O professor Silvio Gallo diz sobre o processo educativo em um artigo intitulado “As múltiplas dimensões do aprender” que nós aprendemos quando precisamos lidar com um problema, pois isso nos faz pensar e maquinar possíveis soluções para lidar com as questões postas. Assim se dá o aprendizado: em ter que lidar com diferentes questões e querer/precisar resolvê-las. Trago essa reflexão de Gallo sobre o processo educacional para pensar também se nós nos educamos a cada vez que precisamos romper com esses limites, com essas bordas. Nós construímos aparatos para romper com o que nos impede de seguir adiante. Chegar à borda, ao limite, à fronteira, nos faz correr atrás de conhecimentos, de tecnologias, de soluções.

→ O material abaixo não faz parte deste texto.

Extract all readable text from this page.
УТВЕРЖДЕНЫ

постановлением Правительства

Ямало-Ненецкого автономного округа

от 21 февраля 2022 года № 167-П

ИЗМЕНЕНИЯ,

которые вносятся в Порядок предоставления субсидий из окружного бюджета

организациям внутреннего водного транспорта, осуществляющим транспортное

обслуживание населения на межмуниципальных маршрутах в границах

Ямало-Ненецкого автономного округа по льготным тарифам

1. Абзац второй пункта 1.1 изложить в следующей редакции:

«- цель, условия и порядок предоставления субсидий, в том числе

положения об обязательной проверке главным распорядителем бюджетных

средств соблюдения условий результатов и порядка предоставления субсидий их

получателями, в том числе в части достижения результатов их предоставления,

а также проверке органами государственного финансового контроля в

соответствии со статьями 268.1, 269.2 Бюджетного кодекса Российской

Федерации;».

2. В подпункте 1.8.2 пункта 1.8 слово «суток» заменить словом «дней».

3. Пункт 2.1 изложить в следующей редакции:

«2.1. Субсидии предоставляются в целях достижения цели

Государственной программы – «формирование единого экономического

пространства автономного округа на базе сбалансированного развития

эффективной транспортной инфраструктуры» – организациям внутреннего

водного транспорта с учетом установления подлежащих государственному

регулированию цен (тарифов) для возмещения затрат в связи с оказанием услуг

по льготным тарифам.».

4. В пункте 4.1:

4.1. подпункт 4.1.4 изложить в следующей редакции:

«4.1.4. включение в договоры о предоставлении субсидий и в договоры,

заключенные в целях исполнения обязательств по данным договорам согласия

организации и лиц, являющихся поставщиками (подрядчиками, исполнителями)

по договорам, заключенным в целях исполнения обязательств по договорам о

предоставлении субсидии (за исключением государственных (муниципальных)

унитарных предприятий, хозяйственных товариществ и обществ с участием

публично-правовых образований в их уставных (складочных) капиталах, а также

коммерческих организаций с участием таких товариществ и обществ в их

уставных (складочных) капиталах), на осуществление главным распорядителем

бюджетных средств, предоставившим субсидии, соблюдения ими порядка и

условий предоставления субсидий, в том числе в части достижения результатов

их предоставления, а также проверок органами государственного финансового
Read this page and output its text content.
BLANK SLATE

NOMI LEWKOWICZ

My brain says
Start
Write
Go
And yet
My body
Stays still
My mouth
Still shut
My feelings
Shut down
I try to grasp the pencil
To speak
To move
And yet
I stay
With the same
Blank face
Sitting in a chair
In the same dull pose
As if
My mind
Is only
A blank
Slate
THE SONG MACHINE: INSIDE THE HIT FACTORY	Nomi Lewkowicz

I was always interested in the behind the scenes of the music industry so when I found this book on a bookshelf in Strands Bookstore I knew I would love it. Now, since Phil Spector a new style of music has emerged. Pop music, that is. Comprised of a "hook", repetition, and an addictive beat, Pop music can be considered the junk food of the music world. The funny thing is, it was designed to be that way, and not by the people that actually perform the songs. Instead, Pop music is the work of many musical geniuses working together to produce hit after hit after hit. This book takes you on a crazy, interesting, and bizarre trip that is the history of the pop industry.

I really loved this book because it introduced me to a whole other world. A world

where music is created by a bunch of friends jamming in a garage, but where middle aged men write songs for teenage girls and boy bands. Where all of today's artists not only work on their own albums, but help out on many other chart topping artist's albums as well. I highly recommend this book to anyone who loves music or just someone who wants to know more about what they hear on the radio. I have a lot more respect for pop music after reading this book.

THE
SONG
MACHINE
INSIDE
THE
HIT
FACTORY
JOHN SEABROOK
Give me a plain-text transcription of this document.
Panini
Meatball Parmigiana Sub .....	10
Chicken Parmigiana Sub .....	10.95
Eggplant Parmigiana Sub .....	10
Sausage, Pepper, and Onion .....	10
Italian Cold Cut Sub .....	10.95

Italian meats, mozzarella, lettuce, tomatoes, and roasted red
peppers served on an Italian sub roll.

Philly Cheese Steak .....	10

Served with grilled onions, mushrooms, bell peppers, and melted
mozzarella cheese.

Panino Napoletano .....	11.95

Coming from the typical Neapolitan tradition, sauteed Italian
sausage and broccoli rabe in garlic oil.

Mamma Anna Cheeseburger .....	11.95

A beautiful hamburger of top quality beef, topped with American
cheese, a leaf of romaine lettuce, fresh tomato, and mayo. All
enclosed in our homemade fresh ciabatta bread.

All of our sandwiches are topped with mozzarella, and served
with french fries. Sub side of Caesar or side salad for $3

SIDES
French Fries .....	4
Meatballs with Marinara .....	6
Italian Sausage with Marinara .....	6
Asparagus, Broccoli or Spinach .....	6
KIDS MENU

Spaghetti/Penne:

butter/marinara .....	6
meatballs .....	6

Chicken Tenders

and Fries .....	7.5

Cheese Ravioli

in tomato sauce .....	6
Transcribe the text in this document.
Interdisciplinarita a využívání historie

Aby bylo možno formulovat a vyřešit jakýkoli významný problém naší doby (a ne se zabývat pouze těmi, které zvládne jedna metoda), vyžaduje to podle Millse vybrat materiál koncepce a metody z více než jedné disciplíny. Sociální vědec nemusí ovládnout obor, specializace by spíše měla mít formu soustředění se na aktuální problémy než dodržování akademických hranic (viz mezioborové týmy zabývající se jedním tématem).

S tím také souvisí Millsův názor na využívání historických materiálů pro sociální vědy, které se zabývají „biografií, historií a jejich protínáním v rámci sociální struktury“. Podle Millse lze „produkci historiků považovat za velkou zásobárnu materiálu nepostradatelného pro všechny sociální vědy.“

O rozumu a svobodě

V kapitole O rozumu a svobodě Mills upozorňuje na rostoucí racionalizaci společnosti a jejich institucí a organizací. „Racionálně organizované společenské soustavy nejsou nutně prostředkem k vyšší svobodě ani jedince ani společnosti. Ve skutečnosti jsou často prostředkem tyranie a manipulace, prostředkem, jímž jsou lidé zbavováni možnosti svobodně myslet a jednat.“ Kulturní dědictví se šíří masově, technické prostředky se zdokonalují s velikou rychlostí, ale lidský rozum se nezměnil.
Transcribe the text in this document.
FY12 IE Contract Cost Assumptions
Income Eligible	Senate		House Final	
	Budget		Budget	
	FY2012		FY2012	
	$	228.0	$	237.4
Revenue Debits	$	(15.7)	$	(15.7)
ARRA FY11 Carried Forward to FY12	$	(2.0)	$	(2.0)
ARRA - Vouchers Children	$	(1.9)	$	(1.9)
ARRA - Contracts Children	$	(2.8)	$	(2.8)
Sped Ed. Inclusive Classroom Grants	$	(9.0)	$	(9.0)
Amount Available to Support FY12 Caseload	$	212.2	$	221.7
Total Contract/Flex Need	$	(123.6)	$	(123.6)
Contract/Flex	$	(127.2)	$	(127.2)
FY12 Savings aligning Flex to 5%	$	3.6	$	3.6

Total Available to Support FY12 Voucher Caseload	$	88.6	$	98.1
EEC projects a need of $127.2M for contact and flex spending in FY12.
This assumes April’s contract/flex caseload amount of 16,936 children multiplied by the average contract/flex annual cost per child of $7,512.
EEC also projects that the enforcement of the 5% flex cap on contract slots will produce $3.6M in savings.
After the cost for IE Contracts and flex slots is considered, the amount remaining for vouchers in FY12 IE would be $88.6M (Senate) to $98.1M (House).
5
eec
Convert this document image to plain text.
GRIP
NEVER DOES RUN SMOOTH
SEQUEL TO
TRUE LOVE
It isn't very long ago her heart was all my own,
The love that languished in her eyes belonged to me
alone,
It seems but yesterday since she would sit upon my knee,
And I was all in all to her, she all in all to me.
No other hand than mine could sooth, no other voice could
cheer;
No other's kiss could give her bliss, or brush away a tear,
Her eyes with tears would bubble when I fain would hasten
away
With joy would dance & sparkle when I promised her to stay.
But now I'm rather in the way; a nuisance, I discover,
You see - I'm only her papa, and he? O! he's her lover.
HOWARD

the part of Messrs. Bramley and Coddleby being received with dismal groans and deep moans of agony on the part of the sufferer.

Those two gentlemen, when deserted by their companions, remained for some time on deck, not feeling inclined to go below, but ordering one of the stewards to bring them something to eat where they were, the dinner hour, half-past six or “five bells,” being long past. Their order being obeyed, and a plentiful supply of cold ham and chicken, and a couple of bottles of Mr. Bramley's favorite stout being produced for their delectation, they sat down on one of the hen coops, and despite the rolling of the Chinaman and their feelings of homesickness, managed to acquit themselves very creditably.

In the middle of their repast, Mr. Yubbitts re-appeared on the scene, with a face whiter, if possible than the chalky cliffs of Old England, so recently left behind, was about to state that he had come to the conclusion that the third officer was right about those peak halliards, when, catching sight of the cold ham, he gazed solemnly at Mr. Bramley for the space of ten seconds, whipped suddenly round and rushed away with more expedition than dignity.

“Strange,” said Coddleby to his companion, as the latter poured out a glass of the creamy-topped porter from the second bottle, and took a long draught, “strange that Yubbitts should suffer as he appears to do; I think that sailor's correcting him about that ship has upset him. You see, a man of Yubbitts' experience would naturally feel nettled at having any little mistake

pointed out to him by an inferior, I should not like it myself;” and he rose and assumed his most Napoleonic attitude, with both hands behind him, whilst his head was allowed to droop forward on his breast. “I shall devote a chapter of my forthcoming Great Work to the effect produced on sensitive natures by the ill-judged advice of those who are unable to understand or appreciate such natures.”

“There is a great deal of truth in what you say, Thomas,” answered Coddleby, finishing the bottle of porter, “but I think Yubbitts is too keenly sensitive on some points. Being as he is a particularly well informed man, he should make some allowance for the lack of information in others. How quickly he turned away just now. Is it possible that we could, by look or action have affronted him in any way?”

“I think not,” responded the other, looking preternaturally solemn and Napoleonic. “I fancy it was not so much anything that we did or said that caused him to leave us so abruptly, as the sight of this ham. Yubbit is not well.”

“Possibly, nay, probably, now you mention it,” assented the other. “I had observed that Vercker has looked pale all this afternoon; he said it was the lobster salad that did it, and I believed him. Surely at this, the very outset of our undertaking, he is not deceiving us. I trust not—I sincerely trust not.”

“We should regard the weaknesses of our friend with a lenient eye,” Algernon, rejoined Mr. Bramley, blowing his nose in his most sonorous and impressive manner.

E se os olhos começassem a fechar? Cada parte do seu corpo morrendo… Perceber os limites é sentir a existência. Experimentar é a única maneira de estar vivo, ou tudo se resumirá a respirar e ver tudo passar. Quero arranhar sua pele e faze-lo sangrar. Faze-lo sangrar! Você sente no ar a tempestade que se aproxima e a eletricidade lhe traz uma sensação agradável. Alguma coisa vai acontecer. Mas e se tudo acabasse por aqui? Viver é encontrar maneiras diferentes de não morrer – e morrer também é aceitar as condições que não nos deixam viver. O problema é não ter escapado vezes o bastante, como se já estivesse enterrado desde o começo. Sem vontade, seu corpo se torna um instrumento, um objeto que não tem razão para existir além do que vem do sentido dado pela vontade exterior. Sem vontade, seu corpo se torna um instrumento. Todo bem e todo mal residem nas sensações. Nas sensações o espírito se realiza. – experimentando a morte, é a única maneira de viver. – Porque um objeto não deseja.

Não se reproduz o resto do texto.